I’ve made it clear in earlier publications that the POS industry is going through a major overhaul. Costs have dropped by 75% and ongoing services are also substantially cheaper. All in all this is great news for merchants.
The question now becomes: how low will POS prices fall? There are two areas that should be examined to arrive at a reasonable conclusion. First, we should look at hardware and software costs. Second, and perhaps more importantly, we should examine business models. The latter, I’ll contend, will have profound implications that will ripple throughout the industry. If you thought the introduction of cloud changed things, just wait three years.
POS hardware prices have fallen steeply over the past five years. If we look at an analogue, LCD prices dropped 80% between 2004 and 2008 while production costs dropped 50%. LCD manufacturers experienced a $13B loss in 2012, even as volume was up. Why? In a single word: commoditization. The same can be said for POS hardware.
Software prices are also falling. The costs to develop code shrink as open-source libraries grow and rapid deployment frameworks catch on. Data processing and storage costs have also collapsed with the expansion of cheaper servers and faster connectivity. Cloud POS offers mobile reporting, data backups and a software licensing model far, far below legacy software POS costs. Below is a graphic showing Amazon’s storage prices over time.
I’ve gone ahead and combined the hardware, software and ancillary costs of POS to produce a graph that shows lifetime costs in an apples-to-apples fashion. This means including expensive legacy cloud access tools like MyMicros (at a totally reasonable $1,500/year). I also want to note that legacy payment processing is factored into these historical prices. Payment prices have come down, and legacy POS companies (like Micros) are no longer getting away with their MerchantLink processing scam.
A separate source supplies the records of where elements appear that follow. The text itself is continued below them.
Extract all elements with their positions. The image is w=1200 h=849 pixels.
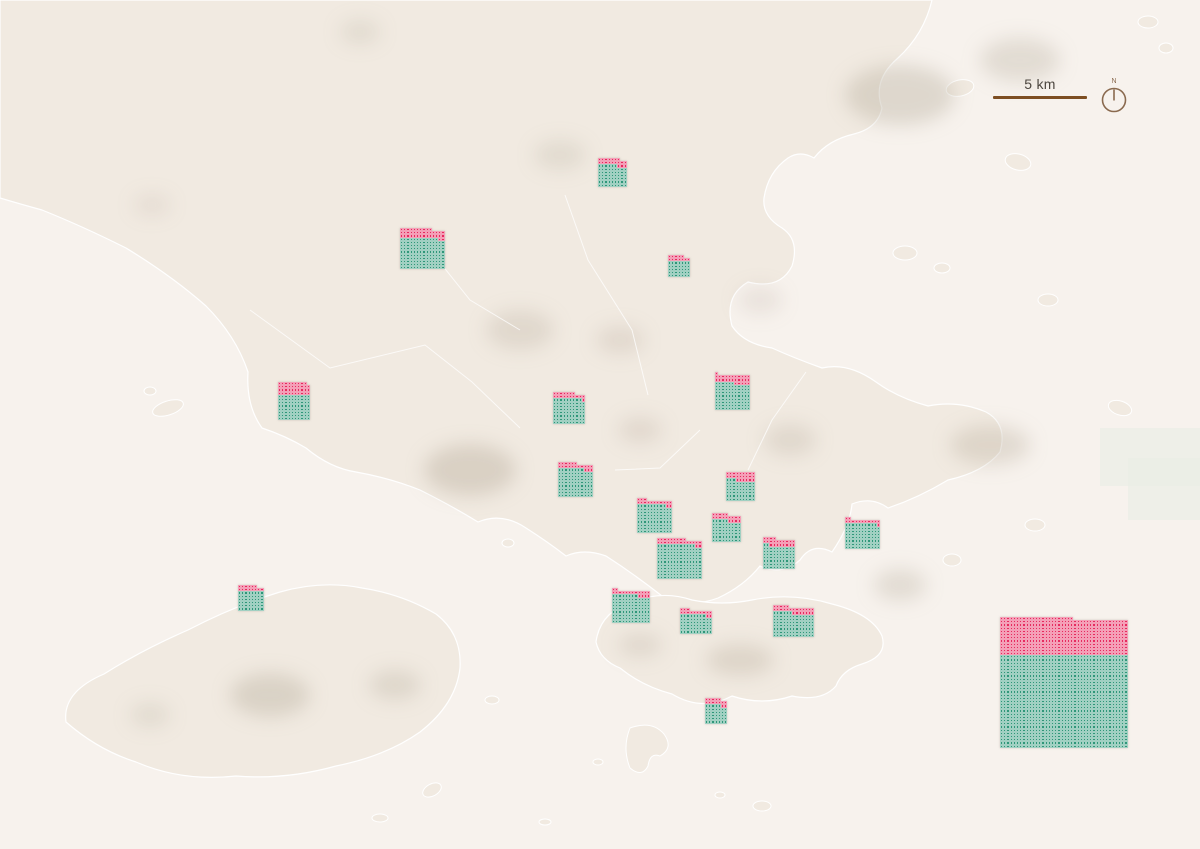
compass-icon: N xyxy=(1101,78,1127,113)
sea-tiles xyxy=(1100,428,1200,520)
outlying-islands xyxy=(143,15,1174,826)
scale-bar-line xyxy=(993,96,1087,99)
waffle-chart-w9 xyxy=(726,472,755,501)
compass-label: N xyxy=(1111,78,1116,85)
waffle-chart-w2 xyxy=(400,228,445,270)
waffle-chart-w1 xyxy=(598,158,627,187)
waffle-chart-w-total xyxy=(1000,617,1128,748)
waffle-chart-w18 xyxy=(705,698,728,724)
waffle-chart-w10 xyxy=(712,513,741,542)
waffle-chart-w13 xyxy=(763,537,795,569)
waffle-chart-w8 xyxy=(637,498,673,534)
waffle-chart-w12 xyxy=(845,517,881,549)
district-boundaries xyxy=(249,194,807,471)
waffle-chart-w4 xyxy=(278,382,310,421)
scale-bar-label: 5 km xyxy=(1024,76,1056,92)
landmass-mainland xyxy=(0,0,1003,604)
waffle-chart-w3 xyxy=(668,255,691,278)
compass-circle xyxy=(1101,87,1127,113)
waffle-chart-w16 xyxy=(773,605,815,637)
waffle-chart-w14 xyxy=(612,588,651,624)
waffle-chart-w11 xyxy=(657,538,702,580)
waffle-chart-w5 xyxy=(553,392,585,424)
waffle-chart-w15 xyxy=(680,608,712,634)
waffle-chart-w17 xyxy=(238,585,264,611)
waffle-chart-w6 xyxy=(715,372,751,411)
scale-bar: 5 km xyxy=(993,76,1087,99)
waffle-chart-w7 xyxy=(558,462,594,498)
terrain-shading xyxy=(130,20,1060,727)
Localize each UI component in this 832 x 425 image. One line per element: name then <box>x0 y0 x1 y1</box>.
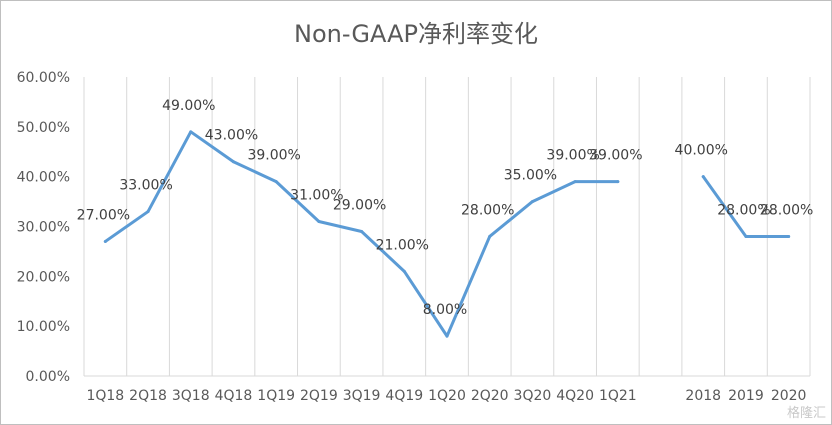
x-tick-label: 1Q19 <box>257 388 295 404</box>
x-tick-label: 1Q18 <box>86 388 124 404</box>
x-tick-label: 3Q18 <box>172 388 210 404</box>
y-tick-label: 30.00% <box>17 220 70 236</box>
data-label: 29.00% <box>333 197 386 213</box>
data-point <box>103 239 107 243</box>
data-point <box>402 269 406 273</box>
y-tick-label: 50.00% <box>17 120 70 136</box>
x-tick-label: 2Q20 <box>471 388 509 404</box>
x-tick-label: 1Q21 <box>599 388 637 404</box>
x-tick-label: 2020 <box>771 388 807 404</box>
data-point <box>787 234 791 238</box>
data-label: 28.00% <box>760 202 813 218</box>
data-label: 49.00% <box>162 98 215 114</box>
data-point <box>701 175 705 179</box>
data-label: 39.00% <box>589 148 642 164</box>
data-label: 28.00% <box>717 202 770 218</box>
data-label: 39.00% <box>546 148 599 164</box>
y-tick-label: 40.00% <box>17 170 70 186</box>
x-tick-label: 1Q20 <box>428 388 466 404</box>
data-point <box>616 180 620 184</box>
data-point <box>360 229 364 233</box>
data-point <box>274 180 278 184</box>
data-label: 39.00% <box>247 148 300 164</box>
series-line <box>103 130 620 338</box>
data-point <box>146 210 150 214</box>
data-point <box>445 334 449 338</box>
data-point <box>231 160 235 164</box>
data-label: 35.00% <box>504 168 557 184</box>
data-label: 21.00% <box>376 237 429 253</box>
y-tick-label: 20.00% <box>17 269 70 285</box>
y-tick-label: 0.00% <box>26 369 70 385</box>
x-tick-label: 2Q18 <box>129 388 167 404</box>
data-label: 8.00% <box>423 302 467 318</box>
x-tick-label: 3Q19 <box>343 388 381 404</box>
x-tick-label: 2018 <box>685 388 721 404</box>
data-label: 40.00% <box>675 143 728 159</box>
data-point <box>317 220 321 224</box>
y-tick-label: 10.00% <box>17 319 70 335</box>
x-tick-label: 2019 <box>728 388 764 404</box>
x-tick-label: 4Q20 <box>556 388 594 404</box>
data-label: 28.00% <box>461 202 514 218</box>
data-point <box>488 234 492 238</box>
y-tick-label: 60.00% <box>17 70 70 86</box>
data-label: 31.00% <box>290 188 343 204</box>
x-tick-label: 4Q19 <box>385 388 423 404</box>
data-label: 33.00% <box>119 178 172 194</box>
data-label: 43.00% <box>205 128 258 144</box>
data-point <box>744 234 748 238</box>
data-point <box>189 130 193 134</box>
data-point <box>530 200 534 204</box>
data-point <box>573 180 577 184</box>
data-label: 27.00% <box>77 207 130 223</box>
watermark-logo: 格隆汇 <box>786 406 826 421</box>
x-tick-label: 4Q18 <box>215 388 253 404</box>
x-tick-label: 2Q19 <box>300 388 338 404</box>
x-tick-label: 3Q20 <box>514 388 552 404</box>
chart-title: Non-GAAP净利率变化 <box>294 20 538 48</box>
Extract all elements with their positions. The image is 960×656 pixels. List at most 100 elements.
All costs are summed for the lifetime of a small merchant, which I assume is 30 months.
I think hardware prices are close to the bottom. Hardware manufacturers are either losing money or breaking even: that’s a pretty good indication that we won’t fall too much farther. There will still be improvements made to production processes and distribution, but I don’t expect anything like the rapid descent we’ve seen the previous five years. Software prices will also continue their gradual decline.
As low as hardware and software costs are, they might evaporate entirely. Software and hardware costs might be entirely underwritten by the provider in a not-too-distant future. A new type of business model is gaining steam, and sophisticated parties are taking a hard look at how to make it work.
Merchants generate data. Lots of it. Data that tells a clever observer who’s making purchases, what they’re buying, and the prices they’re paying. This data has been sufficiently mined in the grocery industry for decades: between Nielsen and IRI, $6B in annual revenue is generated helping manufacturers make heads from tails in grocery purchases.
A lot of commerce happens outside the grocery vertical. Doesn’t it follow that the same kind of data could also generate billions in revenue? Sophisticated parties are seeing how much each merchant’s data might be worth. And if the numbers jive at scale, it’s not impossible to imagine free POS systems in exchange for the data. Nielsen provides consumers free scanners and pays them to generate panel data, and companies like Zenefits are giving away free SaaS product to earn revenue from something other than the freebies.
Don’t think that merchants are being shortchanged. In addition to having a free POS, merchants will start benefiting in ways grocers have for decades. Merchants will start seeing amazing 3rd party solutions built on top of the data, more help from their suppliers and distributors – including more promotional dollars, and increased revenues with online commerce opportunities.
Merchants should celebrate private market innovation. While POS, payments and their respective channels battle over their future business models, merchants continue to win.